[OpenWrt-Devel] [RFC] Pre-seeded files/directories for UBIFS
f.fainelli at gmail.com
Sat May 20 14:39:33 EDT 2017
On 05/20/2017 09:12 AM, Richard Weinberger wrote:
> These days I had an interesting discussion with Christoph about overlayfs and
> its burden. The main use-case of overlayfs in combination with UBIFS is having a
> squashfs as lower and UBIFS as upper directory. Such that all changes to the
> read-only squashfs go into UBIFS. Upon a factory reset all files within the
> UBIFS will be removed and the merged directory is clean again. Christoph argued
> that such a functionality could be achieved without overlayfs if the filesystem
> supported something like pre-seeded files or directories. This would lower
> memory pressure and complexity.
As you may know, OpenWrt/LEDE have been using this scheme for many years
now (before it was named overlayfs, this was called mini fanout overlay
~10 yrs ago) with squashfs + jffs2 before on P-NOR flashes. There are
still devices like those that benefit from squashfs(ro)+jffs2(rw), so
while bringing a similar functionality using UBIFS exclusively would be
interesting, it would still make Linux distribution want to support a
more generic scheme which is using overlayfs as well.
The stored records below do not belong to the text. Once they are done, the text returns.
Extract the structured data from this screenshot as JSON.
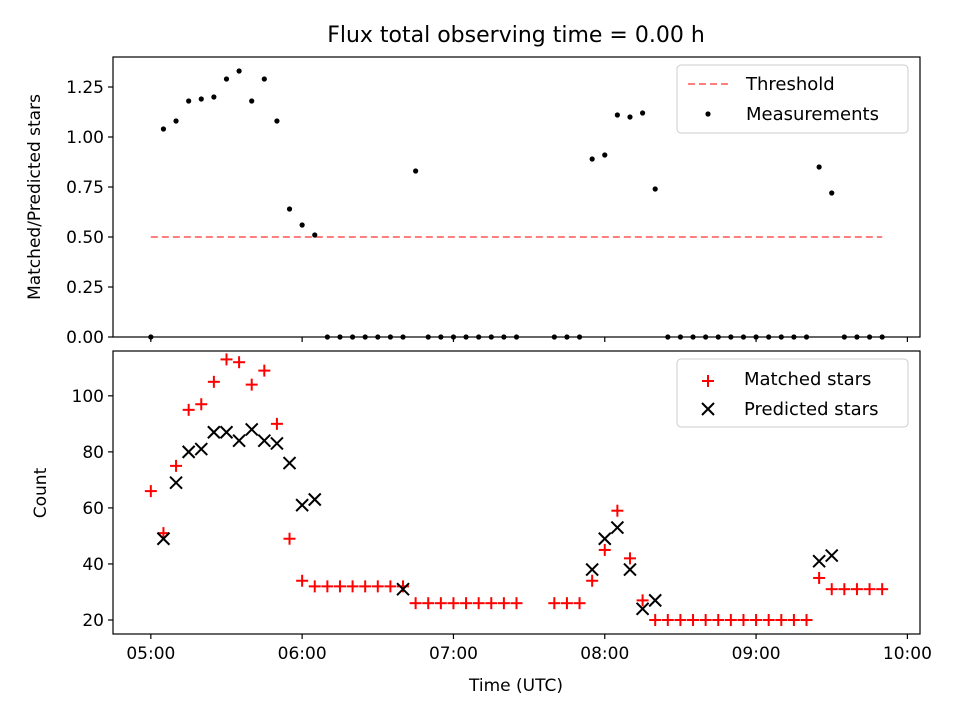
{
  "chart_data": [
    {
      "type": "scatter",
      "title": "Flux total observing time = 0.00 h",
      "xlabel": "",
      "ylabel": "Matched/Predicted stars",
      "ylim": [
        0,
        1.4
      ],
      "yticks": [
        "0.00",
        "0.25",
        "0.50",
        "0.75",
        "1.00",
        "1.25"
      ],
      "ytick_values": [
        0,
        0.25,
        0.5,
        0.75,
        1.0,
        1.25
      ],
      "legend_position": "top-right",
      "grid": false,
      "series": [
        {
          "name": "Threshold",
          "style": "dashed-line",
          "color": "#ff7f7f",
          "x": [
            "05:00",
            "09:50"
          ],
          "values": [
            0.5,
            0.5
          ]
        },
        {
          "name": "Measurements",
          "style": "dot",
          "color": "#000000",
          "x": [
            "05:00",
            "05:05",
            "05:10",
            "05:15",
            "05:20",
            "05:25",
            "05:30",
            "05:35",
            "05:40",
            "05:45",
            "05:50",
            "05:55",
            "06:00",
            "06:05",
            "06:10",
            "06:15",
            "06:20",
            "06:25",
            "06:30",
            "06:35",
            "06:40",
            "06:45",
            "06:50",
            "06:55",
            "07:00",
            "07:05",
            "07:10",
            "07:15",
            "07:20",
            "07:25",
            "07:40",
            "07:45",
            "07:50",
            "07:55",
            "08:00",
            "08:05",
            "08:10",
            "08:15",
            "08:20",
            "08:25",
            "08:30",
            "08:35",
            "08:40",
            "08:45",
            "08:50",
            "08:55",
            "09:00",
            "09:05",
            "09:10",
            "09:15",
            "09:20",
            "09:25",
            "09:30",
            "09:35",
            "09:40",
            "09:45",
            "09:50"
          ],
          "values": [
            0.0,
            1.04,
            1.08,
            1.18,
            1.19,
            1.2,
            1.29,
            1.33,
            1.18,
            1.29,
            1.08,
            0.64,
            0.56,
            0.51,
            0.0,
            0.0,
            0.0,
            0.0,
            0.0,
            0.0,
            0.0,
            0.83,
            0.0,
            0.0,
            0.0,
            0.0,
            0.0,
            0.0,
            0.0,
            0.0,
            0.0,
            0.0,
            0.0,
            0.89,
            0.91,
            1.11,
            1.1,
            1.12,
            0.74,
            0.0,
            0.0,
            0.0,
            0.0,
            0.0,
            0.0,
            0.0,
            0.0,
            0.0,
            0.0,
            0.0,
            0.0,
            0.85,
            0.72,
            0.0,
            0.0,
            0.0,
            0.0
          ]
        }
      ]
    },
    {
      "type": "scatter",
      "title": "",
      "xlabel": "Time (UTC)",
      "ylabel": "Count",
      "ylim": [
        15,
        116
      ],
      "yticks": [
        "20",
        "40",
        "60",
        "80",
        "100"
      ],
      "ytick_values": [
        20,
        40,
        60,
        80,
        100
      ],
      "xlim": [
        "04:45",
        "10:05"
      ],
      "xticks": [
        "05:00",
        "06:00",
        "07:00",
        "08:00",
        "09:00",
        "10:00"
      ],
      "legend_position": "top-right",
      "grid": false,
      "series": [
        {
          "name": "Matched stars",
          "style": "plus",
          "color": "#ff0000",
          "x": [
            "05:00",
            "05:05",
            "05:10",
            "05:15",
            "05:20",
            "05:25",
            "05:30",
            "05:35",
            "05:40",
            "05:45",
            "05:50",
            "05:55",
            "06:00",
            "06:05",
            "06:10",
            "06:15",
            "06:20",
            "06:25",
            "06:30",
            "06:35",
            "06:40",
            "06:45",
            "06:50",
            "06:55",
            "07:00",
            "07:05",
            "07:10",
            "07:15",
            "07:20",
            "07:25",
            "07:40",
            "07:45",
            "07:50",
            "07:55",
            "08:00",
            "08:05",
            "08:10",
            "08:15",
            "08:20",
            "08:25",
            "08:30",
            "08:35",
            "08:40",
            "08:45",
            "08:50",
            "08:55",
            "09:00",
            "09:05",
            "09:10",
            "09:15",
            "09:20",
            "09:25",
            "09:30",
            "09:35",
            "09:40",
            "09:45",
            "09:50"
          ],
          "values": [
            66,
            51,
            75,
            95,
            97,
            105,
            113,
            112,
            104,
            109,
            90,
            49,
            34,
            32,
            32,
            32,
            32,
            32,
            32,
            32,
            32,
            26,
            26,
            26,
            26,
            26,
            26,
            26,
            26,
            26,
            26,
            26,
            26,
            34,
            45,
            59,
            42,
            27,
            20,
            20,
            20,
            20,
            20,
            20,
            20,
            20,
            20,
            20,
            20,
            20,
            20,
            35,
            31,
            31,
            31,
            31,
            31
          ]
        },
        {
          "name": "Predicted stars",
          "style": "x",
          "color": "#000000",
          "x": [
            "05:05",
            "05:10",
            "05:15",
            "05:20",
            "05:25",
            "05:30",
            "05:35",
            "05:40",
            "05:45",
            "05:50",
            "05:55",
            "06:00",
            "06:05",
            "06:40",
            "07:55",
            "08:00",
            "08:05",
            "08:10",
            "08:15",
            "08:20",
            "09:25",
            "09:30"
          ],
          "values": [
            49,
            69,
            80,
            81,
            87,
            87,
            84,
            88,
            84,
            83,
            76,
            61,
            63,
            31,
            38,
            49,
            53,
            38,
            24,
            27,
            41,
            43
          ]
        }
      ]
    }
  ]
}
> Today I had a thought about this and I'm pretty sure we can implement this in
> UBIFS with not too much effort. The basic idea is marking files or whole
> directories as seed upon mkfs.ubifs time.
> If these files will be changed at run-time, the original contents will stay on
> the medium and at any time these files can be reverted back to their seed state.
> This includes file contents, attributes and extended attributes. I can think of
> an UBIFS specific IOCTL to put files into seed state and to revert them again.
> Since UBIFS is already a pure copy-on-write filesystem, all we have to do is
> teaching the index tree about seeds. We could add a flag to the UBIFS key which
> indicates that the node behind this key is seeded.
> i.e. file "foo" is seeded and the corresponding inode number is 0x1234,
> then every key of every UBIFS node that belongs to that file will wear the new
> flag UBIFS_SEED_KEY.
> ubifs_ino_node: 0x1234 | UBIFS_INO_KEY | UBIFS_SEED_KEY
> ubifs_data_node: 0x1234 | <BLOCK_NO> | UBIFS_DATA_KEY | UBIFS_SEED_KEY
> The inode itself will have a flag which denotes whether this file is seeded and
> whether some modifications have happened. This will allow us to lookup directly
> in the index tree with UBIFS_SEED_KEY set or no. Otherwise we'd have to do two
> lookups every time.
> If a seeded node faces a modification it will stay referenced in the index tree
> and a copy without UBIFS_SEED_KEY is made. Upon next lookup the new node will
> be used automatically. Reverting to the original state means purging all nodes
> that don't have the UBIFS_SEED_KEY flag.
> There are corner cases to consider, mostly for lookup of data nodes.
> Currently a missing data node denotes a hole in a file.
> With seeded files a missing data node can also mean that we need to fall back
> to a UBIFS_SEED_KEY lookup.
> Storing UBIFS_SEED_KEY itself into the UBIFS key is also not trivial since
> almost all bits of the 32bit tuple are in use. But I'm sure we find some way
> to encode it.
> Another thing to consider are seeded directory entries. This requires us to
> implement our own whiteout mechanism. But this could also be re-used for
> overlayfs whiteouts.
> That said, I consider this feature as doable but not trivial.
> Artem, Adrian, you designed UBIFS, what do you think?